Earlier this summer, Google announced it would be updating Chrome to provide users with more transparency about how sites are using cookies, as well as simpler controls for cross-site cookies.
Understandably, this has created some confusion around how this will affect advertisers and adtech platforms, particularly around the creation, selling, and buying of third-party data. However, much of the confusion stems from a lack of clarity on the key terms and can be rectified.
The difference between third-party data and third-party cookies
Although third-party data and third-party cookies sound similar, they are two entirely different things but, often, marketers confuse the two terms.
A third-party cookie is a cookie placed on a device by a website from a domain other than the one a user is visiting in order to store personalisation preferences and tracking information. For example, when you visit Clarks’ site, a cookie may be placed in your web browser from one of the retailer’s marketing technology partners to remember that you were interested in that new pair of shoes and allow Clarks to subsequently market to that user across sites/channels beyond their domain.
Alternatively, third-party data typically refers to data that did not originate with the buyer or seller but rather, with a third-party. Third-party data includes various types of information, whether it be demographic, interest, or intent data, and, depending on the source, there are many ways third-party data is acquired and used by marketers.
It might have originated in an offline consumer data file onboarded through a partner like LiveRamp or it could be related to the collection of common consumer actions on publisher websites, like commenting on an article or sharing it on social media.
With that in mind, Google blocking third-party cookies may not necessarily affect the scale of third-party data, depending on what that third-party data is and where it’s coming from.
For example, if Clarks wants to digitally market shoes to people of a certain age, gender and household income, it can purchase third party demographic data from a consumer data company that has brought the information into the online world from offline records via a data onboarder.
That demographic data was not created by tracking consumer activity across the web via third-party cookies – but it is third-party data. Finally, third-party data can be associated with mobile advertising IDs and streaming device IDs, and in those cases, the data would not at all be affected by changes to treatment of third-party cookies.
Yet just because they third-party data and third-party cookies are not the same it doesn’t mean the changes won’t affect impact the ad marketing ecosystem. Marketers do need to be prepared.

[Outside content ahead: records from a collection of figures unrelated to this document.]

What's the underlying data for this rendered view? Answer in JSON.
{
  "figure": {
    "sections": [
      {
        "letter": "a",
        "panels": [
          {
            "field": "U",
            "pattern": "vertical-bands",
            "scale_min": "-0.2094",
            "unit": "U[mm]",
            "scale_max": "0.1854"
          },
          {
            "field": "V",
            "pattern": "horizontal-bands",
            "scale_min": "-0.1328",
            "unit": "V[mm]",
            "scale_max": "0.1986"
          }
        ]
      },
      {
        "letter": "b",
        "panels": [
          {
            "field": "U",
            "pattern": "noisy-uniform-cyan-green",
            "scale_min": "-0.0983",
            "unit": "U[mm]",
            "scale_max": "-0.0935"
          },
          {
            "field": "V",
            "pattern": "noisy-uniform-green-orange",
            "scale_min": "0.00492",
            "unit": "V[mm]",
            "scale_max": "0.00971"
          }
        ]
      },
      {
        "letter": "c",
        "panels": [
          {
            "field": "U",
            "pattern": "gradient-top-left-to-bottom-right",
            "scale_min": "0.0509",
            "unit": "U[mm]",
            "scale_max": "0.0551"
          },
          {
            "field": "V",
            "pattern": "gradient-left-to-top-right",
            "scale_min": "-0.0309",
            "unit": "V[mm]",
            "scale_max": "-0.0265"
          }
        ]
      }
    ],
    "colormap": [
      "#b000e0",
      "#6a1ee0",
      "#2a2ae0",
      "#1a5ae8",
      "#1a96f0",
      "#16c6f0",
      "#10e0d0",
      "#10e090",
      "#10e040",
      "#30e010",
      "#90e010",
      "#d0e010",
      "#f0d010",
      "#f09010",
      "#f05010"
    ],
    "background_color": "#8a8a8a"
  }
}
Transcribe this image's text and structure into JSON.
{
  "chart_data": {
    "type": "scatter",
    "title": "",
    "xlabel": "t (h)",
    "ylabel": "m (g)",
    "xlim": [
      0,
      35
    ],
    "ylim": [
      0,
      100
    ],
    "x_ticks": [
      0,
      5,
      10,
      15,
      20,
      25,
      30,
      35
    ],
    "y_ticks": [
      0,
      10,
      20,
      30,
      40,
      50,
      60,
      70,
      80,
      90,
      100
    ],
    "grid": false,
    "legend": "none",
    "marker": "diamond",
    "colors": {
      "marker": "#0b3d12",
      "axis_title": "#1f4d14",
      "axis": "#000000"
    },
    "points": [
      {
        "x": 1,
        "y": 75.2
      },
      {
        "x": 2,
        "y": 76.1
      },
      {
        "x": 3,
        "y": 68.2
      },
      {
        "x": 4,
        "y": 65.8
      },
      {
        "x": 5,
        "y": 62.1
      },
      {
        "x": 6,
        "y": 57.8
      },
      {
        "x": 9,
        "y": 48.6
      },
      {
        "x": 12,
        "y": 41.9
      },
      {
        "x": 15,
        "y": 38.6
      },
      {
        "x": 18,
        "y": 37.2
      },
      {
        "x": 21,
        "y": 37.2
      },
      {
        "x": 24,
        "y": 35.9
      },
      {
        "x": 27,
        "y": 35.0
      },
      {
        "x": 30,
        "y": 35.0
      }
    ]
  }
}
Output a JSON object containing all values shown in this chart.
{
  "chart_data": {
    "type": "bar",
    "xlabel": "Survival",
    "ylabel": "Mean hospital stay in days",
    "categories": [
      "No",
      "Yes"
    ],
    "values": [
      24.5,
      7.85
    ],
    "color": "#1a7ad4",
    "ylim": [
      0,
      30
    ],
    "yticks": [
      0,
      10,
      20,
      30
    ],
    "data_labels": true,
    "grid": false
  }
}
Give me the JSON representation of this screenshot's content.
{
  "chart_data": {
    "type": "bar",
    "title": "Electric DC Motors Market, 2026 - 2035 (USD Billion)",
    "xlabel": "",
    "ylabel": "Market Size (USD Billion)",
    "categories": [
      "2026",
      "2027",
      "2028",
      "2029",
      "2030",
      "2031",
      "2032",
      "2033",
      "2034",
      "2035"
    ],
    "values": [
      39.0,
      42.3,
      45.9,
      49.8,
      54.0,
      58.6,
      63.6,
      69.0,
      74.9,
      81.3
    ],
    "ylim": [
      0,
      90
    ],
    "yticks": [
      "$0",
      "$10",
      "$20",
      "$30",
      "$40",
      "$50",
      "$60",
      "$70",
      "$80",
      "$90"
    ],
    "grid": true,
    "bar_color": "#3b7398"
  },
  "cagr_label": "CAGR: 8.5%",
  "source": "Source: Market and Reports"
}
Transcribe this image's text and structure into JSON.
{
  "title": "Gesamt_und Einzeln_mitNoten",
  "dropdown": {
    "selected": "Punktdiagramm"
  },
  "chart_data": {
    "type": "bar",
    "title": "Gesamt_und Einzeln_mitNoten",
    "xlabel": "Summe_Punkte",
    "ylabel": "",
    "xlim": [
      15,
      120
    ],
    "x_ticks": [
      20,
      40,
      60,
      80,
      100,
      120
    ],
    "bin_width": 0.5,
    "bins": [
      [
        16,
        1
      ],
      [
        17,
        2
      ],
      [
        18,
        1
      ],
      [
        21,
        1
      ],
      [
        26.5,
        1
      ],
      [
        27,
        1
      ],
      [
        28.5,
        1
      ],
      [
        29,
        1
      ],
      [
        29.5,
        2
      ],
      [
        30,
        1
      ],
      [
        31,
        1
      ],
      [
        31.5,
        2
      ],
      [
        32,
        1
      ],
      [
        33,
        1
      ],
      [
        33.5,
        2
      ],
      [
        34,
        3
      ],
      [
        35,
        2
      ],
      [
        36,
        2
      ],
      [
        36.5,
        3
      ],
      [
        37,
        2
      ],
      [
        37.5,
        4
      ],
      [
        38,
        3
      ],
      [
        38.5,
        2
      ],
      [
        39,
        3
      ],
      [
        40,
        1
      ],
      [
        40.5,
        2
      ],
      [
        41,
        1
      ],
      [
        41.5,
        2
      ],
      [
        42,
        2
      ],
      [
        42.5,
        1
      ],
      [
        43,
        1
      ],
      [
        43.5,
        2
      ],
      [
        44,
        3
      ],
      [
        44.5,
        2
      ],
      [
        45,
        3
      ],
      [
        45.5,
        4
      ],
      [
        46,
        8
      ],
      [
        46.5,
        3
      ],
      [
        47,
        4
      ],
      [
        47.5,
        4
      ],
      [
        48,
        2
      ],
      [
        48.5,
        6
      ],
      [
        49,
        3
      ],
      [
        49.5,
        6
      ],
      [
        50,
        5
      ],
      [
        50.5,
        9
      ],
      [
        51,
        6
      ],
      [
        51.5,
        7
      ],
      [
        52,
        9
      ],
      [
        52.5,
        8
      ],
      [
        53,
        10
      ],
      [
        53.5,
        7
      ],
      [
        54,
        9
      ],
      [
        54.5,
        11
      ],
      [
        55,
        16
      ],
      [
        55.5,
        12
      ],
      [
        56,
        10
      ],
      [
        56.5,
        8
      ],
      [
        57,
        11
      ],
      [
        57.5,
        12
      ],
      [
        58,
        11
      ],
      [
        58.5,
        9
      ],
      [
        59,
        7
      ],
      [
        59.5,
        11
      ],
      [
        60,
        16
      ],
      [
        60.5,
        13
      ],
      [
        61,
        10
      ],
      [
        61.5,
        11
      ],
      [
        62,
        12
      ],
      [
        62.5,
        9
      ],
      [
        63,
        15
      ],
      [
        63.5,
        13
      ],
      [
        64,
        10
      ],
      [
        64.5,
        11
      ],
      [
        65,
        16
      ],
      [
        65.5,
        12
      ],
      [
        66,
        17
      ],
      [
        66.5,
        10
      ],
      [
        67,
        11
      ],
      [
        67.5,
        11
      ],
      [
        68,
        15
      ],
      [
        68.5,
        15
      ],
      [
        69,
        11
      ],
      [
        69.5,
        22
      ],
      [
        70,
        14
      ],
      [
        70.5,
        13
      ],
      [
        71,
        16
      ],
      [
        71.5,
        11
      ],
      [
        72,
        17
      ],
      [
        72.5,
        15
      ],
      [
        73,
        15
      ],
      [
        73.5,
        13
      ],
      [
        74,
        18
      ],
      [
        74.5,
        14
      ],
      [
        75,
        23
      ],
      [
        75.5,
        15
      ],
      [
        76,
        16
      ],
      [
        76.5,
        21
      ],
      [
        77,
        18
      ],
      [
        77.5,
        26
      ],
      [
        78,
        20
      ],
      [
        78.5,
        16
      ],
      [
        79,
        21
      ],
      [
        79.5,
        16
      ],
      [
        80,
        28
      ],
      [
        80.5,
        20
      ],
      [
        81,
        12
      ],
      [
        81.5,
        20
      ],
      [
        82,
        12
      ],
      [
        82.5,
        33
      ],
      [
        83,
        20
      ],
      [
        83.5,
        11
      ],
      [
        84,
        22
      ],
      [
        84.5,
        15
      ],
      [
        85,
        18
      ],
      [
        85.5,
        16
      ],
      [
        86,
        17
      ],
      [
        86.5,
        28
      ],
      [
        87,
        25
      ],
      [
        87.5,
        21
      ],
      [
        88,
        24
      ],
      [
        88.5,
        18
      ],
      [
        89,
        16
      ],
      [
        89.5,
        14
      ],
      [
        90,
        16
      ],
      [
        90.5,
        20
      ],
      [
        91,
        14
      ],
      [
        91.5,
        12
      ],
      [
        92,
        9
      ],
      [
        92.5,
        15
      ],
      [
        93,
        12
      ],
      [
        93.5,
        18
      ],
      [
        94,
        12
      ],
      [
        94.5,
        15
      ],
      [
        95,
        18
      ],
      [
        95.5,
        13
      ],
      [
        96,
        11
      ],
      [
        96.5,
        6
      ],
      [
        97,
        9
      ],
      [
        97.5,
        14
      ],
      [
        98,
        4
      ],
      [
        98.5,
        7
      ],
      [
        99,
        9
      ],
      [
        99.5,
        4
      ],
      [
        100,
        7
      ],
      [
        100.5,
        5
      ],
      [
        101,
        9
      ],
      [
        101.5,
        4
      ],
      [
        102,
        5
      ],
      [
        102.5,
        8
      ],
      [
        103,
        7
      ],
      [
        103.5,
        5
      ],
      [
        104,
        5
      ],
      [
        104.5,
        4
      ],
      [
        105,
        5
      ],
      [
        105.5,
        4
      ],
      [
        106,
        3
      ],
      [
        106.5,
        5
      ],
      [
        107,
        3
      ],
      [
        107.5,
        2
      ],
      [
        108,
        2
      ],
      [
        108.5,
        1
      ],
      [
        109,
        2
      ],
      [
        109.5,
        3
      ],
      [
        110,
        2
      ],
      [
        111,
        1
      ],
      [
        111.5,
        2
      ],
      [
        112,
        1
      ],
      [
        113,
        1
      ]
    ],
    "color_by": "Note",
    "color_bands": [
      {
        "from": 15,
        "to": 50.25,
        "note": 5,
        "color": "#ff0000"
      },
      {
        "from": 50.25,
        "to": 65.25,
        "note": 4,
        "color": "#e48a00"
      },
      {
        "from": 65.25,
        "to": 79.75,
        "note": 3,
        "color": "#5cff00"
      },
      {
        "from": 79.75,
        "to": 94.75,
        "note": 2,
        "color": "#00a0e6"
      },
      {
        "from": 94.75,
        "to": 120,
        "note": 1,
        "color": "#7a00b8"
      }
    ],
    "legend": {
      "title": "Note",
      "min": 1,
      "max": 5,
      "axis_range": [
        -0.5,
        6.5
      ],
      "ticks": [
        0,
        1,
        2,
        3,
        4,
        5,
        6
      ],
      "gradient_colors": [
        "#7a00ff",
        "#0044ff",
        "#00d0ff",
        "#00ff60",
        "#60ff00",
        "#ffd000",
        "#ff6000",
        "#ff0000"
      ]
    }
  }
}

The relationship between first-party data and third-party cookies
Third-party cookies play a critical role in the on-boarding of offline data into web environments and are also the best connectors to sync such data with activation platforms such as demand-side platforms, ad servers, or even attribution platforms.
Historically, third-party cookies have been the ID plumbing of choice for connecting and activating first-party data. Without robust ID connectivity via third-party cookies, marketers and their technology/agency partners have to rely on a hodge-podge of different ID types and inefficient connection techniques.
While it might be compelling to talk about the ascent of first-party data in marketing, we all must pay close attention to how such data can be used in an open independent web. Otherwise, the only places marketers will be able to use their first-party data is within the large walled gardens.
Marketers should also consider zero-party data; data that customers willingly share with marketers, such as consumer responses to a poll or survey. Zero-party is being hailed as the avenue to rebuild trust and create meaningful connections with consumers. With zero-party data, everything is “declared” because it is user-supplied and self-reported.
Forrester recently heralded zero-party data as a major opportunity, especially in lieu of continued regulation over the collection and use of audience data.
Most importantly, zero-party data can be incorporated and combined with marketers’ first-party data for an even richer view of the customer. Connectivity is key here as well and suffers the same challenges as first-party data.
Without effective web ID infrastructure to transport zero-party data from Point A to Point B, such data will be trapped at the source. Once again, marketers need effective web ID infrastructure – through third-party cookies or suitable alternatives – to activate these data assets.
For advertisers, the Google Chrome changes offer a clear improvement over the current “keep or delete” options, offering greater control and transparency for users.
Regardless, advertisers should get ready for continued changes in the ecosystem, and the first step of preparedness is to focus on their first-party data and the opportunities that it presents.